Im HSV-Sturm spielt statt Marcus Berg nun Artjoms Rudnevs, der Lette. Er macht das Tor. Abschlag von 96-Keeper Ron-Robert Zieler, Arslan stoppt den Ball, weiter zu Heung Min Son, weiter zu Rafael van der Vaart, der nicht so stark ist wie gegen Gladbach, aber immer noch ganz gut, weiter zu Rudnevs, der aus Zieler einen Tunnel macht (20.).
Es gibt ein paar, die fragen, warum der HSV nicht immer so gekämpft hat, in den vergangenen Spielen, vergangene Saison. Weil das Kämpfen nicht von alleine kommt. Der HSV und Hannover spielen in der ersten Halbzeit gut. In der zweiten Hälfte spielt Hannover besser, der HSV konnte kämpfen, weil er in der ersten gut gespielt hatte. Wenn es läuft, läuft auch das Kämpfen. „Wir waren ganz klar die bessere Mannschaft“, sagt Konstantin Rausch, linker Verteidiger bei 96. Mirko Slomka, sein Trainer, formuliert es so: „Der HSV hatte am Tag seines Geburtstags auch ein bisschen Glück.“ Und René Adler im Tor. „Der hatte einen guten Tag“, sagt jemand zu Arslan. „Ne, der ist immer so gut, der ist Weltklasse“, weiß Arslan.

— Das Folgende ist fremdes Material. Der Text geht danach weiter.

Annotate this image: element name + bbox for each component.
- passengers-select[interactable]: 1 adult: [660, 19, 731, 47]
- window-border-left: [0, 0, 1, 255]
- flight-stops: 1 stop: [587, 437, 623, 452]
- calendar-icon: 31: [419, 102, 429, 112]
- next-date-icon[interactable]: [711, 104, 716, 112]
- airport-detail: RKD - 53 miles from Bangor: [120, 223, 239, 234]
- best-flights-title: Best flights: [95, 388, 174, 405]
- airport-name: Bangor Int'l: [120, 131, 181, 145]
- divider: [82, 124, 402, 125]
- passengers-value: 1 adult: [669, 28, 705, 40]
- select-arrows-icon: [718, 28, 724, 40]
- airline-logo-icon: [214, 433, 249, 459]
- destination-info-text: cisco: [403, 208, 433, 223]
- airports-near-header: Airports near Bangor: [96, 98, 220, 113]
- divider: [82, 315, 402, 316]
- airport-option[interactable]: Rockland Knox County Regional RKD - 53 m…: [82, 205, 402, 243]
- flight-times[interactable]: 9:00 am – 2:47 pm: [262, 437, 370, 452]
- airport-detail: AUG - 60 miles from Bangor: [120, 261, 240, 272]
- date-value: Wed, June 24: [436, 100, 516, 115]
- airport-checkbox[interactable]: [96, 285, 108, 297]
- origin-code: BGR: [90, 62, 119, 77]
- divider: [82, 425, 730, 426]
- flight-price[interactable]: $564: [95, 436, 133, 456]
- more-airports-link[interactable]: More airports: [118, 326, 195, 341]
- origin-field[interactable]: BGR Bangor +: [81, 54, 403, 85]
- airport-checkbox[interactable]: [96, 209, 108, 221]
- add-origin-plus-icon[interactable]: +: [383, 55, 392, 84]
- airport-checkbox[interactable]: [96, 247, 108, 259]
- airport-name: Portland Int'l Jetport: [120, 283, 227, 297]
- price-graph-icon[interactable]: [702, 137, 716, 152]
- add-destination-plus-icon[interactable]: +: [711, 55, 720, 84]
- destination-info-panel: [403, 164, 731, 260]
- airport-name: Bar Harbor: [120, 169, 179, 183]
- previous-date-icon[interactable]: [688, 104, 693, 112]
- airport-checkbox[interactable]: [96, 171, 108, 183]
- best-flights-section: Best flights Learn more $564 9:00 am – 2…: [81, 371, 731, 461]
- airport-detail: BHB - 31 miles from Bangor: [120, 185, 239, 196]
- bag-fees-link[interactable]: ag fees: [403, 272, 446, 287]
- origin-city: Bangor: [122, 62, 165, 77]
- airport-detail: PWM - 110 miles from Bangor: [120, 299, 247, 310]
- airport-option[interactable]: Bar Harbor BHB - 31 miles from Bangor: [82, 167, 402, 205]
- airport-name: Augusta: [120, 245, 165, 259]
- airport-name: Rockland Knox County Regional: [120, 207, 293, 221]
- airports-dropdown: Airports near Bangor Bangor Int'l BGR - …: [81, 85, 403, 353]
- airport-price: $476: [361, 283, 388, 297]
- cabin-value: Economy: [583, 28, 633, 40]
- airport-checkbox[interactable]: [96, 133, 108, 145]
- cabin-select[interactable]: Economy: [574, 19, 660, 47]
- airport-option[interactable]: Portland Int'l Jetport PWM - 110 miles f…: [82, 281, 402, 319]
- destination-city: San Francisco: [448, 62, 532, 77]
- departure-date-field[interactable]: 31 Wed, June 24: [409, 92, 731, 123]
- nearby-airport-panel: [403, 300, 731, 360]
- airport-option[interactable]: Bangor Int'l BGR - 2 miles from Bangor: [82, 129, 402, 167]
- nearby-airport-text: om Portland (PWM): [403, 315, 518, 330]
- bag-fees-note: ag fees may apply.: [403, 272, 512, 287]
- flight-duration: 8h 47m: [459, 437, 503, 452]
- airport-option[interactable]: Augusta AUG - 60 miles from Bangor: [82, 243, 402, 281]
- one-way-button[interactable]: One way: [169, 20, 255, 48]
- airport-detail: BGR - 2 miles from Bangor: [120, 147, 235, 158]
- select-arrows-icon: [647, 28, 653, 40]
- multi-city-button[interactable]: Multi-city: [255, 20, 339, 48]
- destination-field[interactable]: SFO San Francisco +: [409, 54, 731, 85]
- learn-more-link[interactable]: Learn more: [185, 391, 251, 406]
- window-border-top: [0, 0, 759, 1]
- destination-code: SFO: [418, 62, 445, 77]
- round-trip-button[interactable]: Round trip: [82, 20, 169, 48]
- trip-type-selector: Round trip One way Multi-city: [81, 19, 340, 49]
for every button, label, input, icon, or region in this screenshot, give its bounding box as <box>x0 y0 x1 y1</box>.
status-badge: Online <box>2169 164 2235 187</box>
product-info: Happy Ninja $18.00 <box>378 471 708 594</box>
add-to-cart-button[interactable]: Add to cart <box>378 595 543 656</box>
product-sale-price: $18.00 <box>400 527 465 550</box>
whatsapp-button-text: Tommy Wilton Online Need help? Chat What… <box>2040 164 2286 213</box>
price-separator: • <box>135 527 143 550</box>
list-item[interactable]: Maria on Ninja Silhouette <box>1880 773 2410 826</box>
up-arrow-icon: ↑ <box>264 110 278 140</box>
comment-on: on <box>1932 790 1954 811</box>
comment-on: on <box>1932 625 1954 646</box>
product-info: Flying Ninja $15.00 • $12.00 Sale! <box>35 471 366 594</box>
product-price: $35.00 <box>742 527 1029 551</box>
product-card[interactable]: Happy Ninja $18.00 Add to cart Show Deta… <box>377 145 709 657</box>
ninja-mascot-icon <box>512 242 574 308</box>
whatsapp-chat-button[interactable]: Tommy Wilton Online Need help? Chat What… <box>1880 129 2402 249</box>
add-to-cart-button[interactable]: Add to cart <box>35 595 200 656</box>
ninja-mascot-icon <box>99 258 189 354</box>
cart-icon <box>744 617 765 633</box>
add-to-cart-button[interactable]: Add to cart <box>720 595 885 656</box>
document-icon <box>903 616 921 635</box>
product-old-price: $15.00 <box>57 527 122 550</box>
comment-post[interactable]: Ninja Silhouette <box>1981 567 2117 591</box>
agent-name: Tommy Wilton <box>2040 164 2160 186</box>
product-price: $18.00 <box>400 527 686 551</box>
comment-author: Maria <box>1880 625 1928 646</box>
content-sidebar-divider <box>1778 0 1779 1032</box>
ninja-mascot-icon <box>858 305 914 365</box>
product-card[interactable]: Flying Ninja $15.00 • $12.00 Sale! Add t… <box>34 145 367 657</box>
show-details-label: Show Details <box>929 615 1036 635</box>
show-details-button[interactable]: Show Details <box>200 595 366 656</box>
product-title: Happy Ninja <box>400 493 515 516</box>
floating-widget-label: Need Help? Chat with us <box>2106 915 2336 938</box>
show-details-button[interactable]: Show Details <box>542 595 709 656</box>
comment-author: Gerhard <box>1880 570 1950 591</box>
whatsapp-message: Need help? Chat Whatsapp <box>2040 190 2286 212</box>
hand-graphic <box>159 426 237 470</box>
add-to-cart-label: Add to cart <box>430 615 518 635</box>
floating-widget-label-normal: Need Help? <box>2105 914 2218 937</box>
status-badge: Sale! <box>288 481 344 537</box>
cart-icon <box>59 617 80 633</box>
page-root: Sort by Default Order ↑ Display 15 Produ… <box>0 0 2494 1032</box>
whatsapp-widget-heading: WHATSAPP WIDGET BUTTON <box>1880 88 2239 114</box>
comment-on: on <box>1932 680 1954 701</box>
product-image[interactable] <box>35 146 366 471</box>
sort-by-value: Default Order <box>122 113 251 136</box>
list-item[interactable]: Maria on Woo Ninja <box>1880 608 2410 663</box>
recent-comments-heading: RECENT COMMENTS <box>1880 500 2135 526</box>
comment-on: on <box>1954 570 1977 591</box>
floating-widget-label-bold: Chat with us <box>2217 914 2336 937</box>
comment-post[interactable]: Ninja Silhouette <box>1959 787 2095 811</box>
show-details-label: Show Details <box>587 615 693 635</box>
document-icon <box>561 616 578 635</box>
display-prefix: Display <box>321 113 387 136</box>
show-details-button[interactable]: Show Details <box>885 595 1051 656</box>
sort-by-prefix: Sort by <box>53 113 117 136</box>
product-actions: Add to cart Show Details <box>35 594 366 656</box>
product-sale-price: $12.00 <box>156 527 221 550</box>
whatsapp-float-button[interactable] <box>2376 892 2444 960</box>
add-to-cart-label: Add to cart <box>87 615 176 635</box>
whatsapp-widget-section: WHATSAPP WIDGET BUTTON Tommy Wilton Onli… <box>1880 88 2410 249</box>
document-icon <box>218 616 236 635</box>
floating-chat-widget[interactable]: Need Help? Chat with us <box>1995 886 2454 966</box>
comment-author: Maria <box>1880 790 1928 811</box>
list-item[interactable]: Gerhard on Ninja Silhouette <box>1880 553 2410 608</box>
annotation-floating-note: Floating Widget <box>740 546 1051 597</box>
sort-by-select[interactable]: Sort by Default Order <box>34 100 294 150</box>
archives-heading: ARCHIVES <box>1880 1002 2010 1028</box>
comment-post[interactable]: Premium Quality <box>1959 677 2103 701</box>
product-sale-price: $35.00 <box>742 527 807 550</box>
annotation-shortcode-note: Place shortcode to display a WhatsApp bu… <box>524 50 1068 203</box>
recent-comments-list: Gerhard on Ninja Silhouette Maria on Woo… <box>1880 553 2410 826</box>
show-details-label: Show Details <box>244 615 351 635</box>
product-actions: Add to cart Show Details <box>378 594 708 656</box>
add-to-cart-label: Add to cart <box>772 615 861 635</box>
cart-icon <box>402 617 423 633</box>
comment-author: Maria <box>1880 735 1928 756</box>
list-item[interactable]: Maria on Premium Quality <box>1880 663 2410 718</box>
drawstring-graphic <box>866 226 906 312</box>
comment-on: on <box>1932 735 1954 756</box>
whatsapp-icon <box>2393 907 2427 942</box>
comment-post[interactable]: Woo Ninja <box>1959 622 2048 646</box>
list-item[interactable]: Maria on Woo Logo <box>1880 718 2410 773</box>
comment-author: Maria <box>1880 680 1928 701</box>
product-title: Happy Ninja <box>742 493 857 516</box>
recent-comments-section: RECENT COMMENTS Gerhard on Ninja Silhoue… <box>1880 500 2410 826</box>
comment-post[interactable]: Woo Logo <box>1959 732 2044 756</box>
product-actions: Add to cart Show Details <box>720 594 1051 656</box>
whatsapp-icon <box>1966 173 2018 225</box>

„Spielerisch geht das besser“, meint Fink, „aber das ist mir heute egal.“ Er widmet den Sieg den Fans, die vier Wochen in den Katakomben des Stadions die Choreografie vorbereiteten. Ein Spruchband, 380 Meter lang, zwischen fünf und acht Meter hoch, einmal rundherum: „Ob Titel, Triumphe und Legenden, ob Zafirov, Autowachs und rosa Hemden – unsere Geschichte ist einmalig und wird niemals enden!“ Martin Zafirov, Bulgare, kam in der Spielzeit 1997/98 von Lokomotive Sofia, kostete 600.000 Mark, spielte 43 Minuten gegen den VfL Wolfsburg, flog vom Platz, ging nach acht Wochen für 400.000 Euro zurück zu Sofia. „Autowachs“: Als Uwe Seeler Vorsitzender und Jürgen Engel Schatzmeister war, wurden für 48.500 Mark über eine Firma Engels dem HSV 5.040 Flaschen eines dänischen Autowachsmittels verkauft, das der Verein als Fanartikel verkloppte. Mit rosa Hemden kickte der HSV unter Präsident Peter Krohn.
Weiter kamen in der Choreografie vor: 45.000 Doppelhalter. 700 Fans bastelten etwa 16.000 Stunden an der Aufführung, Kosten: 70.000 Euro, finanziert über Spenden. „Wir wollten was zurückgeben“, erklärt Westermann, „die Fans hatten vergangene Saison nicht viel Spaß mit uns.“ Da hat er Recht.